Letters are the lifeblood of our newspapers, particularly those which serve small communities like Bourne, because they not only act as a barometer of local feeling on issues of the day but also make readers aware that they are part of the publication which they buy every week to keep them in touch with their town and neighbourhood. The number of contributions published by The Local in the last two weeks has dropped to one for each issue and it is to be hoped that this is not a new trend because letters to the editor, as with messages to the Bourne Forum, are one of the few ways in which the people can be heard on matters which concern them. The Letters Page is also one of the most popular features in any newspaper and editors should be aware that it is unwise to cut or curtail it and they do so at their peril.

The Stamford Mercury continues with its two full pages of letters and all are as interesting as most of the stories contained in the editorial. One of them was written by Natalie Howard of Thurlby in response to the dental crisis which was featured in last week’s edition complaining that the Bourne practice to which she belongs is asking patients for £15 a month to remain on their books if she wishes to continue receiving treatment. I have also heard this from other sources and there is much confusion over its implications so perhaps the newspaper might follow up this letter with a more explanatory report to let us all know exactly where we stand because on its face value, the arrangement sounds like feather-bedding at its most extreme.

The pay parking issue is to be decided by South Kesteven District Council on Thursday, the most important story of recent months, and The Local reports (April 23rd) that 4,000 people have now signed their protest petition while the Stamford Mercury devotes two pages to the subject with lists of quotes from several leading personalities and 48 local people under the headline “Bourne says ‘No’ but is anyone even listening?” The newspaper has also promised to give us the result of the meeting in next week’s issue.

Whenever unusual things happen, there is always someone on hand ready to paint a scenario as to why and it is usually totally inaccurate. We are in the habit of visiting Sainsburys on Saturday mornings shortly before midday to purchase a few essential items to see us over the weekend. Car parking spaces are always at a premium and it usually takes some minutes to find one. Competition is so keen that road rage frequently surfaces as drivers vie with each other as they become available and frustration is clearly evident while frayed tempers are a common occurrence.

Last Saturday, there was no problem because the car park was half empty as was the store. Usually, it is crowded with shoppers but on this occasion there were few people about and the aisles almost trolley free while there was little of the usual wait at the checkout. Now why should this suddenly happen for no apparent reason? Sporting events, such as the Cup Final and the Derby, keep people at home, glued to their television sets, but there was no big national event on Saturday and so we sought an explanation from the staff who had also noticed that trade was unusually quiet. One of them told us that the school holidays were to blame and that families had gone away to the seaside but would be returning that afternoon to stock up at Sainsburys. A likely story!

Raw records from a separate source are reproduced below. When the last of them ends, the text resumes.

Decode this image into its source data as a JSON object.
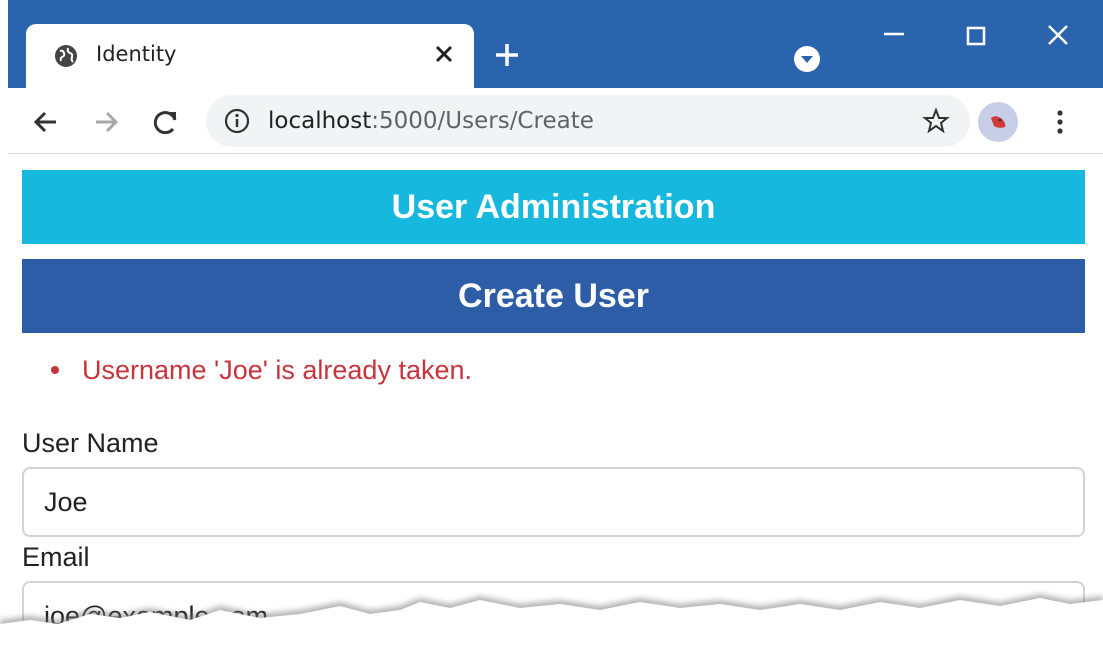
{
  "browser": {
    "tab_title": "Identity",
    "url_host": "localhost",
    "url_path": ":5000/Users/Create",
    "icons": [
      "globe-icon",
      "close-icon",
      "plus-icon",
      "chevron-down-icon",
      "minimize-icon",
      "maximize-icon",
      "close-icon",
      "arrow-left-icon",
      "arrow-right-icon",
      "reload-icon",
      "info-icon",
      "star-icon",
      "avatar-icon",
      "kebab-menu-icon"
    ],
    "chrome_color": "#2a64ad"
  },
  "page": {
    "header_title": "User Administration",
    "subheader_title": "Create User",
    "errors": [
      "Username 'Joe' is already taken."
    ],
    "form": {
      "username_label": "User Name",
      "username_value": "Joe",
      "email_label": "Email",
      "email_value": "joe@example.com"
    }
  },
  "colors": {
    "header_bg": "#17b8dd",
    "subheader_bg": "#2e5da8",
    "error_text": "#c8333c"
  }
}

The explanation is that there is not one. Things happen for no apparent reason although the effect suggests that there must be a cause. The best description we have is coincidence, a chance occurrence of events remarkable for either being simultaneous or for apparently being connected. This is certainly a more reasonable justification for being able to shop at Sainsburys in comfort on a Saturday morning than Bourne having decamped en masse to Hunstanton for the past fortnight.

Thought for the week: Everything is what it is, and not another thing. Things and actions are what they are, and the consequences of them will be what they will be: Why then should we desire to be deceived?
- Joseph Butler, Bishop of Durham (1692-1752).